Northwestern has had quite the weekend in football. Not because it won — the Wildcats lost by four possessions — but because NU managed to hold off a team competing for a spot in the College Football Playoff. Northwestern forced Penn State’s first turnover of the season, even taking the lead against the Nittany Lions for about 14 minutes of the first half (becoming the first team to do so this season).
Despite the final score, this team showed some serious potential Saturday morning: here’s what we learned.
Northwestern has to capitalize on potential opportunities
The first play of the entire game was a turnover by Penn State to put the Wildcats on their 11-yard line, giving them a miracle and a chance for a touchdown. What does Northwestern do instead? Go three-and-out with a net loss of four yards on the drive. It’s times like these that make me cringe while watching this team. However, there’s some definite plausibility for future success, and it showed. Northwestern kept up with Drew Allar’s offense for around 36 minutes of playing time.

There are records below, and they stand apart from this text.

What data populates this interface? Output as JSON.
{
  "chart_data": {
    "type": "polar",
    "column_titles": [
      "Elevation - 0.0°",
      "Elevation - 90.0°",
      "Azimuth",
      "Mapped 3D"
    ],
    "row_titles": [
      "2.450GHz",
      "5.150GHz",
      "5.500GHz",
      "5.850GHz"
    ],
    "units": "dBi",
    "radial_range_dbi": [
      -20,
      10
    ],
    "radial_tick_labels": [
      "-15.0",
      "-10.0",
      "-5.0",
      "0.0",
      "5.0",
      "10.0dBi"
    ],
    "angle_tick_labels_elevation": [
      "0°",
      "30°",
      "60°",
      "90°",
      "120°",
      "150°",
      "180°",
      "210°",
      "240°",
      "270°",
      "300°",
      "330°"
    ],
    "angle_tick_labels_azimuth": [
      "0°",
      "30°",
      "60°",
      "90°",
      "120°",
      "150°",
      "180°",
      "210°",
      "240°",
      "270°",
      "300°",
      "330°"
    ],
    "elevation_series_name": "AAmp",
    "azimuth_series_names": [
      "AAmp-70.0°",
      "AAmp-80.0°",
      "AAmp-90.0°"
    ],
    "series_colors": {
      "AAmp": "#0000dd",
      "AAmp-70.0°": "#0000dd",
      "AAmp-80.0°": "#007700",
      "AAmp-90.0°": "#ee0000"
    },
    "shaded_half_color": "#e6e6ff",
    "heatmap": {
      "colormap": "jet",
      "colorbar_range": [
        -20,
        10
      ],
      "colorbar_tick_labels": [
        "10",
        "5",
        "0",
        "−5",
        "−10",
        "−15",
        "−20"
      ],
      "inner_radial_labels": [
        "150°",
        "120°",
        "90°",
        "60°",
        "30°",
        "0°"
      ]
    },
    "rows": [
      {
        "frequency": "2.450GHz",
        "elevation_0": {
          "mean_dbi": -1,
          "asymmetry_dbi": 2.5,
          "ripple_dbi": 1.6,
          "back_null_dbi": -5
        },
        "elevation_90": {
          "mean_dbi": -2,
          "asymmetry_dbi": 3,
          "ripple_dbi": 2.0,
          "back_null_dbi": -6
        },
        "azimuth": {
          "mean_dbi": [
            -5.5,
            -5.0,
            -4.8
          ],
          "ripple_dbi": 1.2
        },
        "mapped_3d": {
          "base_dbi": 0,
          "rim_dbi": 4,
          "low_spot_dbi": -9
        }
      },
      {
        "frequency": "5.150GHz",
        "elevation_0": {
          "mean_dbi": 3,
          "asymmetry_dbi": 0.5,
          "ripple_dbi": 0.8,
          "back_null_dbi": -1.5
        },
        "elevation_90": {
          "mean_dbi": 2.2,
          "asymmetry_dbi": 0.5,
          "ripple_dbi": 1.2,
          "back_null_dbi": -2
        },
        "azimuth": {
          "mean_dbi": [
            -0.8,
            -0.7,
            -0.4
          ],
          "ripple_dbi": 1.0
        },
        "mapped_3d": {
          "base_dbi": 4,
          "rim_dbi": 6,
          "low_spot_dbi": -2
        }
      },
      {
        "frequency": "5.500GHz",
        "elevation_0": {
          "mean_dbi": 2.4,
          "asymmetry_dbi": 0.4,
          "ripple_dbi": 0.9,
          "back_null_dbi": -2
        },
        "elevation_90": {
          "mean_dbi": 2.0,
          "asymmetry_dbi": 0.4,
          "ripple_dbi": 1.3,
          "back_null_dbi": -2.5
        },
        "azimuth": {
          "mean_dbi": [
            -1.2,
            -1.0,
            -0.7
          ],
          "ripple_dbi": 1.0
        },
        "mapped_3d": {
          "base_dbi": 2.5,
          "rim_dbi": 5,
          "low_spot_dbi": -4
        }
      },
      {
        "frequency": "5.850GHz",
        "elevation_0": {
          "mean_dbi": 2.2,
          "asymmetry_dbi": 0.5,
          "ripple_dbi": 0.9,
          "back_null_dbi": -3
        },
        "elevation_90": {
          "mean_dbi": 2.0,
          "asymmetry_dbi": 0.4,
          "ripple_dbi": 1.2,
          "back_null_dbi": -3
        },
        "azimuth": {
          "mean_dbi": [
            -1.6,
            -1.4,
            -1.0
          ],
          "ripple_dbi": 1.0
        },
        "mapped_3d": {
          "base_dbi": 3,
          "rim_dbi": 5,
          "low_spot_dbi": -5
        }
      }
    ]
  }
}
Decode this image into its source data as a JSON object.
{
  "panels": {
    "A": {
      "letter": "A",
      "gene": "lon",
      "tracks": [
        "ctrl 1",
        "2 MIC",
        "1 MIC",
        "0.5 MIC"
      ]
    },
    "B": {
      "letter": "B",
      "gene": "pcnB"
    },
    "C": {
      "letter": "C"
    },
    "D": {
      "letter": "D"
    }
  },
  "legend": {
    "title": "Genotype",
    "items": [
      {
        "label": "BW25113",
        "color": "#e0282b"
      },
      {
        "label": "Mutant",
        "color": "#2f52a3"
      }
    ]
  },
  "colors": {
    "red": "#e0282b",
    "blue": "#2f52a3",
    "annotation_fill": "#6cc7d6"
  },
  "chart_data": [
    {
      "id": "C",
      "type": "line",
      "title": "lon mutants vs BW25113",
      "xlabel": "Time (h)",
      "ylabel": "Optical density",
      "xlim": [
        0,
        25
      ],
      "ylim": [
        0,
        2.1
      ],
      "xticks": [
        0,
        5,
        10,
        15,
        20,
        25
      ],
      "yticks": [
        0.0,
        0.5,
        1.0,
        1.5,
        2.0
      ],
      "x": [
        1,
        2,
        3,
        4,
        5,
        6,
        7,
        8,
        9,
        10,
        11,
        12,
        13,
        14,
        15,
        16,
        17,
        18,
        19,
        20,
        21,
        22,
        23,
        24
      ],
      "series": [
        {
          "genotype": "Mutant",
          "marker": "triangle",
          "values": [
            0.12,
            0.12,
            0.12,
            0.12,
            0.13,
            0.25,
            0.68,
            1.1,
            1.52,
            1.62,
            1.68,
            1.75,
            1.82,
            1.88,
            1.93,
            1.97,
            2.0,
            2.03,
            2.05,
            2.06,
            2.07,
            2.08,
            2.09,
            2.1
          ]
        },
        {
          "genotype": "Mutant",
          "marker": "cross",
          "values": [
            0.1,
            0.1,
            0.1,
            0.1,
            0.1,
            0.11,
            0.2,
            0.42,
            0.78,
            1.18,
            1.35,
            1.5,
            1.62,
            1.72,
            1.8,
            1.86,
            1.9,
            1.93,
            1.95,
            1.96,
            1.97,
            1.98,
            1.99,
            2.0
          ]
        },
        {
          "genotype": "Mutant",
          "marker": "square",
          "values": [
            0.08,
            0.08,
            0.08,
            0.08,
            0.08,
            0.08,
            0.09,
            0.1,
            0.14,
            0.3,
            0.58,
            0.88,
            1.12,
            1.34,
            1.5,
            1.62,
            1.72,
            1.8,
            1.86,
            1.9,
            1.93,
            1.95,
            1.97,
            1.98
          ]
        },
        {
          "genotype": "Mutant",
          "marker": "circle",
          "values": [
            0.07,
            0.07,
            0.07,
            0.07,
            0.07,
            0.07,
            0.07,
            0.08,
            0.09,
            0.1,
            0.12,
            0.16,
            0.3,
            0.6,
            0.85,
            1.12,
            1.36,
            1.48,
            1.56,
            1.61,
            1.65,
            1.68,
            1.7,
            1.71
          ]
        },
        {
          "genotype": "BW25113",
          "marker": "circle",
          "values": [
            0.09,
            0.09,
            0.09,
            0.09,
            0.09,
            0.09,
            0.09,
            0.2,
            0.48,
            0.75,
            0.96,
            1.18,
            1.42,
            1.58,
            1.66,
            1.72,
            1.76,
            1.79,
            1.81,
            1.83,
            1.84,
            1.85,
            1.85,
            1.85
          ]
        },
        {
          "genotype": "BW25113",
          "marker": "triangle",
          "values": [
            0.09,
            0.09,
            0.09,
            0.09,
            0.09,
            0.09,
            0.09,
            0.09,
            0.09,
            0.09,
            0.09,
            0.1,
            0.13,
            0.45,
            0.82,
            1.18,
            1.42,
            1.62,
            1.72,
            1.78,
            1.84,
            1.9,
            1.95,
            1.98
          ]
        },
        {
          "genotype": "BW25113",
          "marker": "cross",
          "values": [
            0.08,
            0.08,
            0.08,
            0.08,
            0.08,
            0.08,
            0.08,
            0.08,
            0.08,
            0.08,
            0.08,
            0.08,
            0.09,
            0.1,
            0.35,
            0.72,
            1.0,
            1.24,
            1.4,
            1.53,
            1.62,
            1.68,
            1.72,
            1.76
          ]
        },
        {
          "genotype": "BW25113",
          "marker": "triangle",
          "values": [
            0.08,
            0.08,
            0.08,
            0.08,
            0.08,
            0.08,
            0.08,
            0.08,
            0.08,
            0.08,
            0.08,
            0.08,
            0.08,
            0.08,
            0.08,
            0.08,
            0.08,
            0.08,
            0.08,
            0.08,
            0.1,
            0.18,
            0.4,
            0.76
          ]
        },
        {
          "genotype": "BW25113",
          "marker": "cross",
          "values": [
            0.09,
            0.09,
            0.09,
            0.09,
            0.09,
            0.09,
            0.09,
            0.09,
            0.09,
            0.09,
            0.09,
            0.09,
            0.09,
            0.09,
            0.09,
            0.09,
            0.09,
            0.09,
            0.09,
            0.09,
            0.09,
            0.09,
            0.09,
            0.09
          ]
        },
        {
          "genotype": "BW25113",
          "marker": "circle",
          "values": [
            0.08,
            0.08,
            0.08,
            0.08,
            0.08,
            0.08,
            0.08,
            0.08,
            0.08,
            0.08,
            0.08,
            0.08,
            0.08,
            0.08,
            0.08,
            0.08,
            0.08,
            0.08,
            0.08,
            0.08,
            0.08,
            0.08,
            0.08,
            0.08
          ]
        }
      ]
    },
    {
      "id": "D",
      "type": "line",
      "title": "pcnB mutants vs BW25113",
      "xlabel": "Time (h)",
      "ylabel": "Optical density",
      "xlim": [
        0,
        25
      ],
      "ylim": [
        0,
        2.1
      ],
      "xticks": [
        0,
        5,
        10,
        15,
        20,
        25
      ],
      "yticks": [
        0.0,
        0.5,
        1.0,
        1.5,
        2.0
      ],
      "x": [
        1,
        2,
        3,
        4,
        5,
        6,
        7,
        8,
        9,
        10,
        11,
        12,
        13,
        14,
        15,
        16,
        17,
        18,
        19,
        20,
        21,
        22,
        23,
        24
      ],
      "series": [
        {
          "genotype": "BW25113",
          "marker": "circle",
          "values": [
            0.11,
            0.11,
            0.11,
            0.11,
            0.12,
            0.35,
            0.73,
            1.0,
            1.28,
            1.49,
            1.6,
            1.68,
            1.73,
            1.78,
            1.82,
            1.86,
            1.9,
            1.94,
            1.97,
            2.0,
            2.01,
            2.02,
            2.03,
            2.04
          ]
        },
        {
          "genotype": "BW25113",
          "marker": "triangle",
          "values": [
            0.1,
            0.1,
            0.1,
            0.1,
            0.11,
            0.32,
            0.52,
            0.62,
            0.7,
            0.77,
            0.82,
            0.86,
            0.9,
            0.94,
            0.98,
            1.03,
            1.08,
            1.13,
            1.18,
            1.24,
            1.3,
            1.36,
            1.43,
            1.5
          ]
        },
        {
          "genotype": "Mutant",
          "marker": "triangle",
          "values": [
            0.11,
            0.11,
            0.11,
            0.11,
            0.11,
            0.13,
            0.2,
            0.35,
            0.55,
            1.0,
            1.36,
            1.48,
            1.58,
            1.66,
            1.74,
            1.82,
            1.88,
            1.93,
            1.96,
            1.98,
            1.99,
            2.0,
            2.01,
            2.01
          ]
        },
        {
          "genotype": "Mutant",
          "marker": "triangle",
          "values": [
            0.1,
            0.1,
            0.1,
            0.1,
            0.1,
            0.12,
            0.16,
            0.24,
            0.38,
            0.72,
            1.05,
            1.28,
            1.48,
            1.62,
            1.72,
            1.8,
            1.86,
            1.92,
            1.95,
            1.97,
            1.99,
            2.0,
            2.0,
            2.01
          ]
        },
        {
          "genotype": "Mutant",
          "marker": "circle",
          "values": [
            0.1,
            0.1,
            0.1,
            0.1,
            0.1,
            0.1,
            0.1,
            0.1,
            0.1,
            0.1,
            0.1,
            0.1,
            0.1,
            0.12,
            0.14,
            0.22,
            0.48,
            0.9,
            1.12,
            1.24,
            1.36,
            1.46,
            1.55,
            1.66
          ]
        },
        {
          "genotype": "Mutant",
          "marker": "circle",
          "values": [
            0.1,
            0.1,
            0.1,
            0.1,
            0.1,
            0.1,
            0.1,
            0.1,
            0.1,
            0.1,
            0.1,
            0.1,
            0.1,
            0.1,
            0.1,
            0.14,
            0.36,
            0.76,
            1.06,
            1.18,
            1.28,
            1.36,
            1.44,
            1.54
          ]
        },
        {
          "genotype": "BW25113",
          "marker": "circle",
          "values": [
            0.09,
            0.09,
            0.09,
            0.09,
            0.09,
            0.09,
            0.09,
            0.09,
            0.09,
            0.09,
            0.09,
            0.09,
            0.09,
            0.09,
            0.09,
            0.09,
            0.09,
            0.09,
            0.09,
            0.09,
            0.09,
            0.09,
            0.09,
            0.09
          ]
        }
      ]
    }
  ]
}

While there were bright spots, until NU consistently plays like it did in the first half, the Wildcats are going to have to execute on great field position.
Brendan Sullivan isn’t quite ready to start
What we saw from Sullivan this weekend wasn’t all bad; he managed to rush seven times for 25 yards and displayed great mobility whenever the pocket collapsed. More concerning, however, was that he ran for more yards than he passed for. Sullivan completed two-of-six passes for only eight yards, and in that short amount of time, the junior managed to throw an absolute dime. Unfortunately, it was right into the awaiting arms of the defense.
The interception was a sloppy pass, completely avoidable, and exemplifies why Sullivan needs more time before he can be a viable starter. He seems to either go with his first read or immediately take off with the ball. Though his mobility can be absolutely deadly, he needs to work on his ability to scan the field and adjust to what is happening in real time. Until he can do that, Ben Bryant has to be the quarterback the ‘Cats rely on.
Ben Bryant: Let him cook
Ben Bryant showed us this weekend that he has the ability to develop into a strong starting quarterback. Yes, some passes were overthrown. Yes, he isn’t as keen to run as Sullivan, but this weekend we saw that Bryant is capable of that mobility. He may have rushed for negative yardage overall (sack-adjusted), but what I saw was a quarterback thinking in the moment and adjusting the way he needed to. My Ben Bryant conclusion? He can be mobile. He can think on the spot. He can make passes into tight coverage. If the offensive line can give him more time in the pocket, I think we can see some great things at quarterback later this season.
David Braun shouldn’t be “interim”
This team went toe-to-toe with one of the top teams in the nation, and for 30 minutes, the ‘Cats were the better squad. Managing to hold the No. 6 Nittany Lions to just 10 points during the first two quarters was not an easy feat — only Iowa has managed to do the same.
The fact that David Braun scored a touchdown Saturday when Kirk Ferentz’s formerly top-25 team couldn’t even make a field goal is enough to tell me that Braun deserves to stay as head coach. His defense played some of its best football all season, and clearly, he’s done enough in the locker room to motivate this team. I really love the direction that this team is heading in, and Braun’s coaching is a big part of it.
Consistency/Inconsistency: Northwestern needs more of both
Northwestern needs more variation in play calling.
For a team that finished the day with more runs than passes, Northwestern only amassed 45 rushing yards, with a grand total of negative-10 in the first half. The classic Northwestern gameplan of pounding the rock is not working.
One of my favorite calls? The fake punt. Although it ended up a yard short, that third quarter play was exactly the kind of variation I’m looking for.
Northwestern lacks consistency in the places there should be. I see it in the offense, where the team will look amazing during one drive and immensely lacking on the next, but I think the special teams are overlooked.
I’ve loved the way that A.J. Henning has been able to break through and make plays on the receiving end, but I’d love to see more consistency from Hunter Renner on the punting side of things. More consistency from Renner would’ve made a difference in the level of advantage Penn State was able to garner, with his shortest punt being just 22 yards and putting the Nittany Lions on the Northwestern 40-yard line. Penn State eventually sealed the deal with a touchdown. Though punting may seem minute when there is an offense and defense to worry about, what seems like a little thing could make all the difference.